Moctar Ouane, Minister for Foreign Affairs and International Cooperation of the Republic of Mali, addresses the general debate of the sixty-fifth session of the General Assembly on September 28, 2010.
23 September 2020

An independent UN human rights expert has called on Mali's coup leaders to release former government officials, who have been detained for more than a month.

According to a news release by the UN human rights office (OHCHR), at least 13 people, among the 18 arrested by coup leaders on 18 August, are still being held illegally, at the Kati military camp in Bamako, in spite of calls for their release from global and regional leaders, including UN Secretary-General António Guterres and African Union Commission Chairperson Moussa Faki Mahamat.

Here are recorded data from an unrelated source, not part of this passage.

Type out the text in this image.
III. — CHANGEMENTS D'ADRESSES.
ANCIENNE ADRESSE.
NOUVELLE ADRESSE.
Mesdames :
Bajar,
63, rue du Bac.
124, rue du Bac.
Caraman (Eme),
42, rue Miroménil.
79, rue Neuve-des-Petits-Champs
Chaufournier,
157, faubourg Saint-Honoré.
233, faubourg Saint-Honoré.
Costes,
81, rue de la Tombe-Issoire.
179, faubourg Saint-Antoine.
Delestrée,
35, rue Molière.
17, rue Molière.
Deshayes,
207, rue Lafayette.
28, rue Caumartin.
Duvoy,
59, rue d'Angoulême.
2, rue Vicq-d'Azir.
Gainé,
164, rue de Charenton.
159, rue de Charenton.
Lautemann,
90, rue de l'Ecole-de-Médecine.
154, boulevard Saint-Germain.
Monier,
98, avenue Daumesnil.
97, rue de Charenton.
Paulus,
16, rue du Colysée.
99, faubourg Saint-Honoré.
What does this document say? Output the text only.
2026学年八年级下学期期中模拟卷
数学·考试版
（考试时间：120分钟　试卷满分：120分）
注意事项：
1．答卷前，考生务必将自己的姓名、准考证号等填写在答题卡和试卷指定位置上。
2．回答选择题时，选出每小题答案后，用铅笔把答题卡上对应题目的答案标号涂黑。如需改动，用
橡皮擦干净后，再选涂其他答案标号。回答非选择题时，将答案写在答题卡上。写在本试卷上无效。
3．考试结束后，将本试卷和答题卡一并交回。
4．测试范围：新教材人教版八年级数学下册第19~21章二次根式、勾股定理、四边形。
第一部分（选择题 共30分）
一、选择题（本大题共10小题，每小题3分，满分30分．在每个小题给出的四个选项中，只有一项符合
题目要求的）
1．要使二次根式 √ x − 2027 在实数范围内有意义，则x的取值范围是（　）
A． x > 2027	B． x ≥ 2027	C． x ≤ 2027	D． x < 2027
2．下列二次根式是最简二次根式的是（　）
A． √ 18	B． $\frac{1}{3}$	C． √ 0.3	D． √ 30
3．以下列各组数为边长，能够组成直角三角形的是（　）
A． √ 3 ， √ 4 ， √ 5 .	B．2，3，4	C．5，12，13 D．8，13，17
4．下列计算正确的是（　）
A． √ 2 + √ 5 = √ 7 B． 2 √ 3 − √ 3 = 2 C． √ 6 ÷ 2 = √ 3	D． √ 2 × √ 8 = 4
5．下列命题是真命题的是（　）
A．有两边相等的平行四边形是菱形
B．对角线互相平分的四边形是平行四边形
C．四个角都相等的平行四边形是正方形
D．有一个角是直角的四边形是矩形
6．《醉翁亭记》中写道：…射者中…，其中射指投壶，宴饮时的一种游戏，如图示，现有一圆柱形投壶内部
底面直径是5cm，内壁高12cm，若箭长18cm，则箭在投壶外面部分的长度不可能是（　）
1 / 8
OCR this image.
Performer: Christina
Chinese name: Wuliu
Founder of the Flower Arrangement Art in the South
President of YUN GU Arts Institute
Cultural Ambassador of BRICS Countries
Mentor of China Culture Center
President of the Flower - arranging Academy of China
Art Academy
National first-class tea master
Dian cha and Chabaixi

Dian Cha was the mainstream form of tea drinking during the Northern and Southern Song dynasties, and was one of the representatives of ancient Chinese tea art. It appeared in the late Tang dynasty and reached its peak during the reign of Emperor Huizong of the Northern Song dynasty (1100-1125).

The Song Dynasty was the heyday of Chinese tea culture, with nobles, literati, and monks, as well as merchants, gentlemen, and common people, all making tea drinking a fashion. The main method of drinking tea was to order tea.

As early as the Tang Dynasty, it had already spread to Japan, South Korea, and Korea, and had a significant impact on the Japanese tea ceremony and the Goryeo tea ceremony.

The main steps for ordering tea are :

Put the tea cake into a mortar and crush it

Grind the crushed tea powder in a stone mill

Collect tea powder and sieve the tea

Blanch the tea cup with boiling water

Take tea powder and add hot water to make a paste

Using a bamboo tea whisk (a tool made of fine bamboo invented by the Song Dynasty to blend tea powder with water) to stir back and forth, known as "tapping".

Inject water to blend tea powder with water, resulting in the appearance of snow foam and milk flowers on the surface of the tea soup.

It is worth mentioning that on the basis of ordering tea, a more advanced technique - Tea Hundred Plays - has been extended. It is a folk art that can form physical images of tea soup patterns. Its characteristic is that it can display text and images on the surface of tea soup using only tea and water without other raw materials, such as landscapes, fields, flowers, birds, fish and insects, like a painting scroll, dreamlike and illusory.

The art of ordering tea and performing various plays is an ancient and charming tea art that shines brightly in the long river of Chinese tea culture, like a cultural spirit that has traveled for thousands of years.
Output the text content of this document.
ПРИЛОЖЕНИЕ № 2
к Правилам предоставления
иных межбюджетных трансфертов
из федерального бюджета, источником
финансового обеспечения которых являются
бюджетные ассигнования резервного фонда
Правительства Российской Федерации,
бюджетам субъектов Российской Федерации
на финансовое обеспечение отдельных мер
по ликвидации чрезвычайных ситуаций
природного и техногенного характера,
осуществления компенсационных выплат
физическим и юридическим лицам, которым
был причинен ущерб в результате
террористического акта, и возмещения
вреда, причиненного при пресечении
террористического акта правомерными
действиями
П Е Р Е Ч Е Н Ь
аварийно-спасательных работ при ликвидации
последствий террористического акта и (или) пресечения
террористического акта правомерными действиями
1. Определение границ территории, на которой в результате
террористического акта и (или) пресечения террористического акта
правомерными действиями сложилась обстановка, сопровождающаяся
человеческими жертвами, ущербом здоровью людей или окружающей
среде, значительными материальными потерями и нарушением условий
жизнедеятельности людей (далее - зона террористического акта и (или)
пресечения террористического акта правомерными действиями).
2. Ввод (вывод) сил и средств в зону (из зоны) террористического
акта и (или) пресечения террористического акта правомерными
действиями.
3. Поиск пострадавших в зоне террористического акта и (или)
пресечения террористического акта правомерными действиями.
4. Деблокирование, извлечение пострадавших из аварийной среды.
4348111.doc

"There is no legal basis for detention of the former prime minister, the former president of the National Assembly, and other former Malian officials taken into custody in the coup d'état," Alioune Tine, UN independent expert on the situation of human rights in Mali, said in the news release, on Wednesday.

"I call on the National Committee for the Salvation of the People (CNSP) to comply with Mali's international human rights obligations ... everyone arrested during the coup must be released immediately and unconditionally."

The independent expert added that the detention contravenes international and regional human rights instruments to which Mali is a party.

Under international law, no one should be deprived of liberty except in accordance with the law. Anyone arrested must be informed at the time of arrest of the reasons for their arrest and promptly informed of any charges against them, added the news release.

"I urge the CNSP to scrupulously respect their rights, including the right to communicate with their families and lawyers and to receive visits, in particular from family members," Mr. Tine said.

"But above all, I urge the CNSP to release them immediately."

The Special Rapporteurs and Independent Experts are part of what is known as the Special Procedures of the Human Rights Council. The experts work on a voluntary basis; they are not UN staff and do not receive a salary. They are independent from any government or organization and serve in their individual capacity.